Another possibility would be to have them serve their sentences in Taiwan if convicted in China, Chang said, adding, "We cannot be optimistic" about their coming home any time soon.

China claims jurisdiction in the Kenya case because it says the alleged victims of the fraud artists were residents of mainland China. Officials and state media have also complained that Taiwan doesn't punish such crimes harshly enough, encouraging others to try their luck at such relatively low-risk, low-overhead scams that can potentially lead to massive payouts.

Taiwan says Beijing violated a tacit understanding under which both sides agreed not to interfere in the legal affairs of their citizens abroad.

China's moves on the deportations are widely seen an attempt to assert its claims to sovereignty over Taiwan and legal authority over its residents, particularly in the run-up to the inauguration of Taiwan's independence-leaning President-elect Tsai Ing-wen next month.

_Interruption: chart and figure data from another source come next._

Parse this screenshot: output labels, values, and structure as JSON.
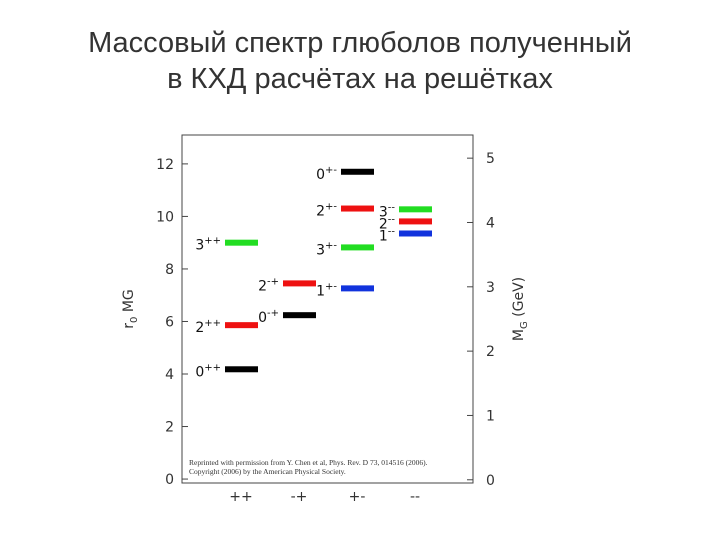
{
  "chart_data": {
    "type": "levels",
    "title": [
      "Массовый спектр глюболов полученный",
      "в КХД расчётах на решётках"
    ],
    "ylabel": [
      "r",
      "0",
      " M",
      "G"
    ],
    "y2label": [
      "M",
      "G",
      " (GeV)"
    ],
    "ylim": [
      -0.15,
      13.1
    ],
    "yticks": [
      0,
      2,
      4,
      6,
      8,
      10,
      12
    ],
    "y2lim": [
      -0.05,
      5.36
    ],
    "y2ticks": [
      0,
      1,
      2,
      3,
      4,
      5
    ],
    "note": [
      "Reprinted with permission from Y. Chen et al, Phys. Rev. D 73, 014516 (2006).",
      "Copyright (2006) by the American Physical Society."
    ],
    "groups": [
      {
        "category": "++",
        "states": [
          {
            "J": "3",
            "PC": "++",
            "value": 9.0,
            "color": "#22dd22"
          },
          {
            "J": "2",
            "PC": "++",
            "value": 5.86,
            "color": "#ee1111"
          },
          {
            "J": "0",
            "PC": "++",
            "value": 4.18,
            "color": "#000000"
          }
        ]
      },
      {
        "category": "-+",
        "states": [
          {
            "J": "2",
            "PC": "-+",
            "value": 7.45,
            "color": "#ee1111"
          },
          {
            "J": "0",
            "PC": "-+",
            "value": 6.24,
            "color": "#000000"
          }
        ]
      },
      {
        "category": "+-",
        "states": [
          {
            "J": "0",
            "PC": "+-",
            "value": 11.7,
            "color": "#000000"
          },
          {
            "J": "2",
            "PC": "+-",
            "value": 10.3,
            "color": "#ee1111"
          },
          {
            "J": "3",
            "PC": "+-",
            "value": 8.82,
            "color": "#22dd22"
          },
          {
            "J": "1",
            "PC": "+-",
            "value": 7.26,
            "color": "#1133dd"
          }
        ]
      },
      {
        "category": "--",
        "states": [
          {
            "J": "3",
            "PC": "--",
            "value": 10.27,
            "color": "#22dd22"
          },
          {
            "J": "2",
            "PC": "--",
            "value": 9.81,
            "color": "#ee1111"
          },
          {
            "J": "1",
            "PC": "--",
            "value": 9.35,
            "color": "#1133dd"
          }
        ]
      }
    ]
  }
}
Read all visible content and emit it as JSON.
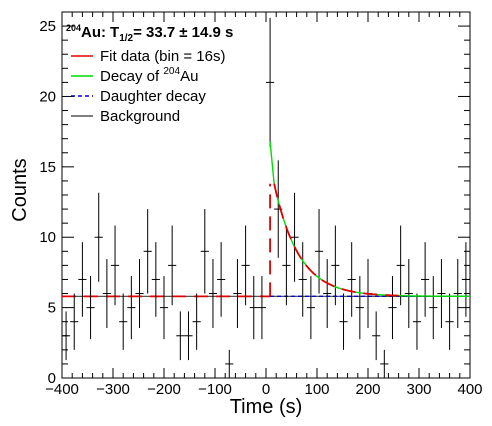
{
  "chart_data": {
    "type": "scatter",
    "xlabel": "Time (s)",
    "ylabel": "Counts",
    "xlim": [
      -400,
      400
    ],
    "ylim": [
      0,
      26
    ],
    "xticks": [
      -400,
      -300,
      -200,
      -100,
      0,
      100,
      200,
      300,
      400
    ],
    "yticks": [
      0,
      5,
      10,
      15,
      20,
      25
    ],
    "tick_labels_x": [
      "−400",
      "−300",
      "−200",
      "−100",
      "0",
      "100",
      "200",
      "300",
      "400"
    ],
    "tick_labels_y": [
      "0",
      "5",
      "10",
      "15",
      "20",
      "25"
    ],
    "bin_width": 16,
    "annotation": {
      "mass": "204",
      "element": "Au:",
      "t": "T",
      "sub": "1/2",
      "value": "= 33.7",
      "pm": "± 14.9 s"
    },
    "legend": {
      "placement": "top-left",
      "items": [
        {
          "label_pre": "Fit data (bin = 16s)",
          "color": "#e00000",
          "style": "solid"
        },
        {
          "label_pre": "Decay of ",
          "sup": "204",
          "label_post": "Au",
          "color": "#00dd00",
          "style": "solid"
        },
        {
          "label_pre": "Daughter decay",
          "color": "#0000cc",
          "style": "dashed"
        },
        {
          "label_pre": "Background",
          "color": "#555555",
          "style": "solid"
        }
      ]
    },
    "background_level": 5.8,
    "fit_start": 8,
    "fit_peak_x": 16,
    "fit_peak_y": 13.8,
    "half_life": 33.7,
    "points": [
      {
        "x": -392,
        "y": 3,
        "e": 1.73
      },
      {
        "x": -376,
        "y": 4,
        "e": 2.0
      },
      {
        "x": -360,
        "y": 7,
        "e": 2.65
      },
      {
        "x": -344,
        "y": 5,
        "e": 2.24
      },
      {
        "x": -328,
        "y": 10,
        "e": 3.16
      },
      {
        "x": -312,
        "y": 6,
        "e": 2.45
      },
      {
        "x": -296,
        "y": 8,
        "e": 2.83
      },
      {
        "x": -280,
        "y": 4,
        "e": 2.0
      },
      {
        "x": -264,
        "y": 5,
        "e": 2.24
      },
      {
        "x": -248,
        "y": 6,
        "e": 2.45
      },
      {
        "x": -232,
        "y": 9,
        "e": 3.0
      },
      {
        "x": -216,
        "y": 7,
        "e": 2.65
      },
      {
        "x": -200,
        "y": 5,
        "e": 2.24
      },
      {
        "x": -184,
        "y": 8,
        "e": 2.83
      },
      {
        "x": -168,
        "y": 3,
        "e": 1.73
      },
      {
        "x": -152,
        "y": 3,
        "e": 1.73
      },
      {
        "x": -136,
        "y": 4,
        "e": 2.0
      },
      {
        "x": -120,
        "y": 9,
        "e": 3.0
      },
      {
        "x": -104,
        "y": 6,
        "e": 2.45
      },
      {
        "x": -88,
        "y": 7,
        "e": 2.65
      },
      {
        "x": -72,
        "y": 1,
        "e": 1.0
      },
      {
        "x": -56,
        "y": 6,
        "e": 2.45
      },
      {
        "x": -40,
        "y": 8,
        "e": 2.83
      },
      {
        "x": -24,
        "y": 5,
        "e": 2.24
      },
      {
        "x": -8,
        "y": 5,
        "e": 2.24
      },
      {
        "x": 8,
        "y": 21,
        "e": 4.58
      },
      {
        "x": 24,
        "y": 12,
        "e": 3.46
      },
      {
        "x": 40,
        "y": 8,
        "e": 2.83
      },
      {
        "x": 56,
        "y": 10,
        "e": 3.16
      },
      {
        "x": 72,
        "y": 7,
        "e": 2.65
      },
      {
        "x": 88,
        "y": 5,
        "e": 2.24
      },
      {
        "x": 104,
        "y": 9,
        "e": 3.0
      },
      {
        "x": 120,
        "y": 6,
        "e": 2.45
      },
      {
        "x": 136,
        "y": 8,
        "e": 2.83
      },
      {
        "x": 152,
        "y": 4,
        "e": 2.0
      },
      {
        "x": 168,
        "y": 7,
        "e": 2.65
      },
      {
        "x": 184,
        "y": 5,
        "e": 2.24
      },
      {
        "x": 200,
        "y": 6,
        "e": 2.45
      },
      {
        "x": 216,
        "y": 3,
        "e": 1.73
      },
      {
        "x": 232,
        "y": 1,
        "e": 1.0
      },
      {
        "x": 248,
        "y": 5,
        "e": 2.24
      },
      {
        "x": 264,
        "y": 8,
        "e": 2.83
      },
      {
        "x": 280,
        "y": 6,
        "e": 2.45
      },
      {
        "x": 296,
        "y": 4,
        "e": 2.0
      },
      {
        "x": 312,
        "y": 7,
        "e": 2.65
      },
      {
        "x": 328,
        "y": 5,
        "e": 2.24
      },
      {
        "x": 344,
        "y": 6,
        "e": 2.45
      },
      {
        "x": 360,
        "y": 4,
        "e": 2.0
      },
      {
        "x": 376,
        "y": 6,
        "e": 2.45
      },
      {
        "x": 392,
        "y": 7,
        "e": 2.65
      }
    ]
  }
}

The sides split amid civil war in 1949 and China has long sought to isolate Taiwan diplomatically by preventing it from maintaining formal ties with most countries and international organisations such as the United Nations.

While Beijing has observed an undeclared diplomatic truce under the administration of outgoing China-friendly President Ma Ying-jeou, observers say Beijing could take a much harder line if Tsai refuses to meet basic conditions, including recognising the claim that Taiwan is part of China.